Being an empath certainly has its benefits, but if you’re not careful with how you use your energy, you might suffer from compassion fatigue.
Compassion fatigue is basically a feeling of exhaustion that results from over-empathizing. The tragic outcome of such a burnout is something every empath fears- a lack of empathy.
Compassion fatigue is a type of stress that involves physical and emotional depletion as a result of caring excessively for someone despite being in significant emotional or physical distress.
People experiencing compassion fatigue usually become indifferent and begins to display a lack of empathy towards the person they’re caring for.
Other symptoms also include headaches, digestive problems, feeling overwhelmed and irritability.
It’s normal to feel emotionally exhausted and overburdened when you take on a “helping role.” And in most cases, the simplest way to alleviate this is by taking a step back and making sure that before others, you’re taking care of yourself first.
Trying to help a friend going through a tough situation impacts you not only because you genuinely care about your friend and want to help lessen their struggle, but also because not knowing how to help to take away their pain can make you feel overwhelmed.
That being said, if you continue to feel anxious, exhausted and unusually detached from the people around you, who you normally love being with, then you may be experiencing a compassion fatigue.

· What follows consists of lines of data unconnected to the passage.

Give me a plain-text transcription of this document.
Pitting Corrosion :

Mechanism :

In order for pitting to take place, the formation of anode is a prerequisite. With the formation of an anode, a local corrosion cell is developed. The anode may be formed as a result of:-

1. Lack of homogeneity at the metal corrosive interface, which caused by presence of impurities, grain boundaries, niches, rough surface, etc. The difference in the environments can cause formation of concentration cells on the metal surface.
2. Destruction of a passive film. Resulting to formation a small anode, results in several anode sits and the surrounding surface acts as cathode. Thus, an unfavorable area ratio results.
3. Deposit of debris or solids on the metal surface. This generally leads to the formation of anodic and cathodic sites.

According to a research from Malardalen University States, “Feeling the emotions of others in your own distress may lead to negative consequences. Feeling others’ negative emotions leads to activation in brain regions associated with experiencing pain. Higher levels of emotional empathy may be associated with higher risk for burnout.”
In case you’re wondering if you may be suffering from compassion fatigue, here are 5 warning signs:
It can be hard and tiring to listen to a friend talk about some problem they’re facing. Unlike yourself, you feel powerless to help them. When you find yourself feeling apathetic towards a person you know, who is in an unhealthy relationship or is going through a difficult time, then this may be the first sign of fatigue.
Stepping away from the situation (at least for a little while) and asking for help from a trusted friend or counselor may be the best thing for you at this time.
Remember, your friend is likely to pick up on your frustration, which serves good to no one and may just compound any feelings of isolation they are experiencing.
This one can be frustrating and tough because chances are you don’t want to be angry at the person experiencing abuse. Remember, it is NOT their fault, they are simply the victims coming to you for support. But still if you’re feeling any sort of animosity towards your friend, this can cause a lot of internal conflicts.
Sometimes, it’s easier to get angry at your friend for bearing the abuse instead of the root of the problem; their partner who is doing unhealthy or abusive things to them. Just keep in mind that they are going through a lot with their relationship.
It’s ok to set personal boundaries and distance yourself from negativity. Still, if your anger persists, you don’t have to suffer in silence. Speak with a counselor to help you work through your feelings and emotions.
If you find that you are not just avoiding the person in an unhealthy relationship or someone with negative energy, but also everyone else in your life, then you may be experiencing compassion fatigue. That doesn’t include wanting to relax and watch Netflix alone on a Saturday night.
What makes compassion fatigue different from the prior is the feeling of being overwhelmed to the point where you have a hard time connecting with others even if they bring positivity and truly care for you and lacking the desire to do anything beyond binge watching Netflix.
It’s hard when you try to help a person and feel like nothing you do is making the situation better. Compassion fatigue amplifies this feeling, making it difficult to be optimistic about anything. If you’re a person who is normally optimistic about life, yet find yourself having a negative comeback for everything and always being cynical, it can be something serious.
A significant negative change in your normal behavior can be a warning of compassion fatigue.
Personally, I don’t remember a single time in my life when I wasn’t tired. But when experiencing compassion fatigue, the exhaustion can be overwhelming to a point where you isolate yourself, it’s why you have stopped working out, and doing things you normally enjoyed like running errands.
You’d rather just stay in bed in sweat pants instead of going out or cleaning your mess. Sometimes you don’t even feel like eating and end up losing a lot of weight.
However some people tend to over eat and gain weight when alone and tired.
Often time’s compassion fatigue is merely a result of forgetting to check-in with yourself, knowing how you’re feeling and not being open or honest about it.
For an empath, sometimes it just feels easier to put other people’s needs before your own. However, we can’t actually be there for others when they need us if we aren’t there for ourselves first.